Don Otto y Barba Jacob  comparten inmortalidad reencarnados en cabezas de bronce cerca del auditorio de la Casa de la memoria, en la Biblioteca Piloto. Se acompañan y monitorean de reojo. 

La cabeza fue un regalo de  Arenas Betancourt, su cómplice de bohemia cuando trituraba códigos en la UPB. 

Cualquier día, el abuelo Otto apareció en la Piloto con enguacalador dispuesto a llevarse su bronce. “No”, le dijeron rostros de malencarados lectores. Arenas Betancourt, quien “lo amaba como a un hermano”,  fotocopió la cabeza, también en bronce. 

Esa cabeza está en poder Adela y Olympo, los hijos encargadas de guardar y perpetuar el legado del célebre abuelo. Un tercer hijo murió un día que Dios tomó compensatorio. 

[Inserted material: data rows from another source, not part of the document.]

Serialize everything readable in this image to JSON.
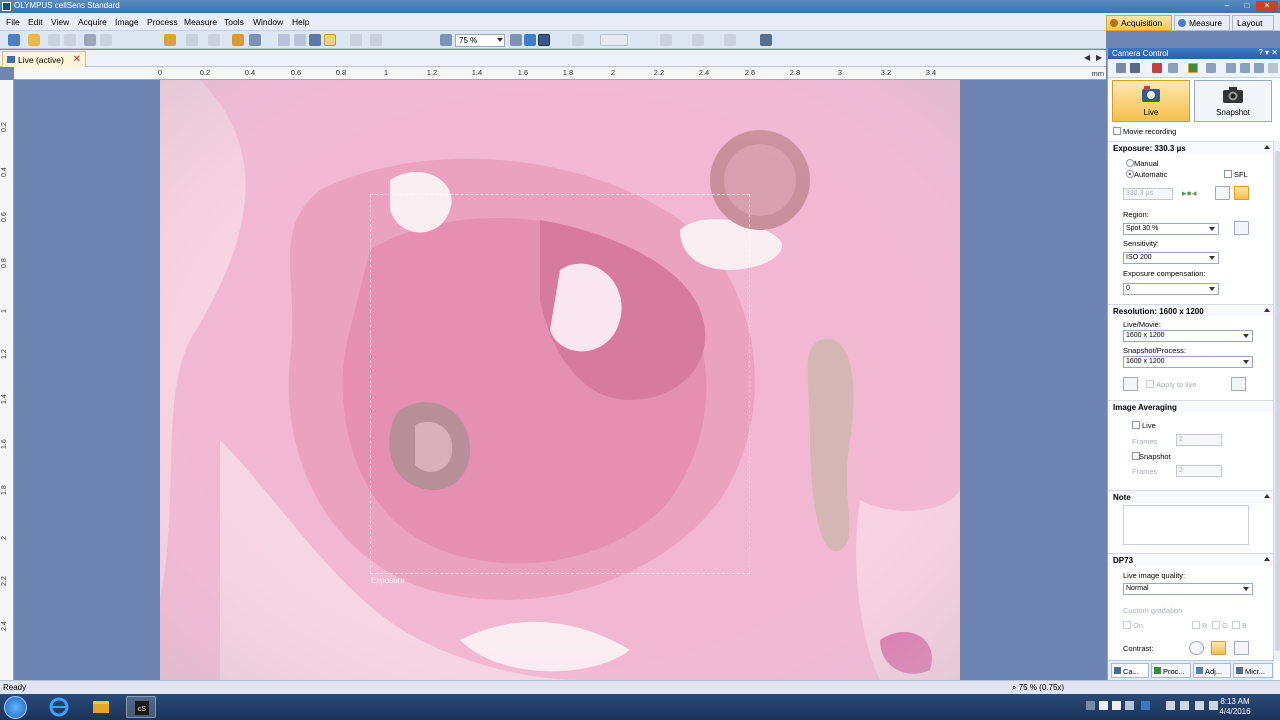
{
  "window": {
    "title": "OLYMPUS cellSens Standard"
  },
  "menu": [
    "File",
    "Edit",
    "View",
    "Acquire",
    "Image",
    "Process",
    "Measure",
    "Tools",
    "Window",
    "Help"
  ],
  "modes": [
    {
      "label": "Acquisition",
      "icon": "acquisition-icon",
      "active": true
    },
    {
      "label": "Measure",
      "icon": "measure-icon",
      "active": false
    },
    {
      "label": "Layout",
      "icon": "layout-icon",
      "active": false
    }
  ],
  "toolbar": {
    "zoom_value": "75 %"
  },
  "document": {
    "tab_label": "Live (active)"
  },
  "ruler": {
    "unit": "mm",
    "h_labels": [
      "0",
      "0.2",
      "0.4",
      "0.6",
      "0.8",
      "1",
      "1.2",
      "1.4",
      "1.6",
      "1.8",
      "2",
      "2.2",
      "2.4",
      "2.6",
      "2.8",
      "3",
      "3.2",
      "3.4"
    ],
    "v_labels": [
      "0.2",
      "0.4",
      "0.6",
      "0.8",
      "1",
      "1.2",
      "1.4",
      "1.6",
      "1.8",
      "2",
      "2.2",
      "2.4"
    ]
  },
  "canvas": {
    "roi_label": "Exposure"
  },
  "panel": {
    "title": "Camera Control",
    "live_label": "Live",
    "snapshot_label": "Snapshot",
    "movie_recording": "Movie recording",
    "exposure": {
      "header": "Exposure: 330.3 µs",
      "manual": "Manual",
      "automatic": "Automatic",
      "sfl": "SFL",
      "time_value": "330.3 µs",
      "region_label": "Region:",
      "region_value": "Spot 30 %",
      "sensitivity_label": "Sensitivity:",
      "sensitivity_value": "ISO 200",
      "compensation_label": "Exposure compensation:",
      "compensation_value": "0"
    },
    "resolution": {
      "header": "Resolution: 1600 x 1200",
      "live_label": "Live/Movie:",
      "live_value": "1600 x 1200",
      "snapshot_label": "Snapshot/Process:",
      "snapshot_value": "1600 x 1200",
      "apply_label": "Apply to live"
    },
    "averaging": {
      "header": "Image Averaging",
      "live": "Live",
      "frames_label": "Frames",
      "live_frames": "2",
      "snapshot": "Snapshot",
      "snapshot_frames": "2"
    },
    "note": {
      "header": "Note",
      "text": ""
    },
    "dp73": {
      "header": "DP73",
      "quality_label": "Live image quality:",
      "quality_value": "Normal",
      "custom_label": "Custom gradation",
      "on_label": "On",
      "r": "R",
      "g": "G",
      "b": "B",
      "contrast_label": "Contrast:"
    },
    "bottom_tabs": [
      "Ca...",
      "Proc...",
      "Adj...",
      "Micr..."
    ]
  },
  "status": {
    "ready": "Ready",
    "zoom": "75 % (0.75x)"
  },
  "taskbar": {
    "time": "8:13 AM",
    "date": "4/4/2016"
  },
  "colors": {
    "accent": "#f6bf4e",
    "titlebar": "#3f73aa",
    "canvas_bg": "#6d84b3",
    "tissue": "#f2b8d2"
  }
}
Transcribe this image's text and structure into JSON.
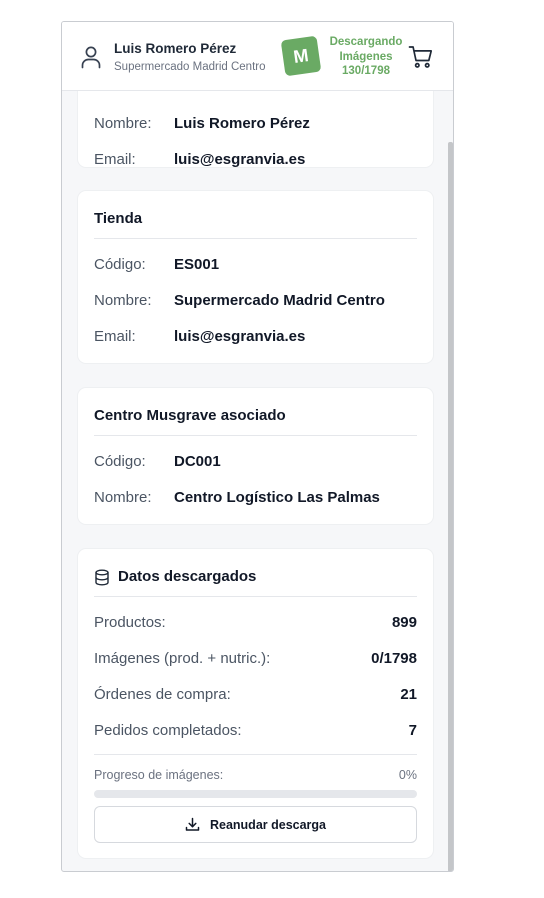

El escéptico Arenas también le regaló un Cristo que montaba guardia en la oficina de abogado en el edificio Colpatria.  

El año del centenario se vino con todo y coronavirus, pero los hermanos Morales siguen regando el pensamiento del prolífico autor como quien cultiva orquídeas. Hay doble guardián en la heredad. 

Nada le fue ajeno durante su travesía que plasmó en más de 120 libros; medio centenar hacen paciente cursillo para póstumos. 

Se agachaba y se le caía un libro, decían del ensayista de Riosucio. “No se me cae uno, se me caen todos”, y soltaba una carcajada que espantaba las palomas de la plaza de Bolívar. Le quedó por escribir un libro: “Las memorias de mi infancia que fue dulce y alegre”.  

Era un tsunami de alegría, ideas, sencillez y amabilidad. Se confundía con perplejos transeúntes que lo veían caminar de chaleco y tal. Tenía por guardaespaldas su propia vida. 

“Belisario negro”, lo llamó López Michelsen. “Fúnebre amigo”, lo rotuló Belisario Betancur por leer obituarios con la misma pasión con la que devoraba chontaduros, el viagra natural. 

Teníamos profundas coincidencias… mecanográficas: Ambos teníamos máquina Olivetti Lettera 22. Don Otto escribía para la historia; yo tampoco.  

Le gustaba repetir: “No tengo quejas de la ternura”. Sin temor al desmentido le pongo papel carbón a ese sentimiento. 

Nunca lo preocupó la muerte porque  “amo la eternidad” que se está gozando de sombrero Barbisio y paraguas que hablaba inglés.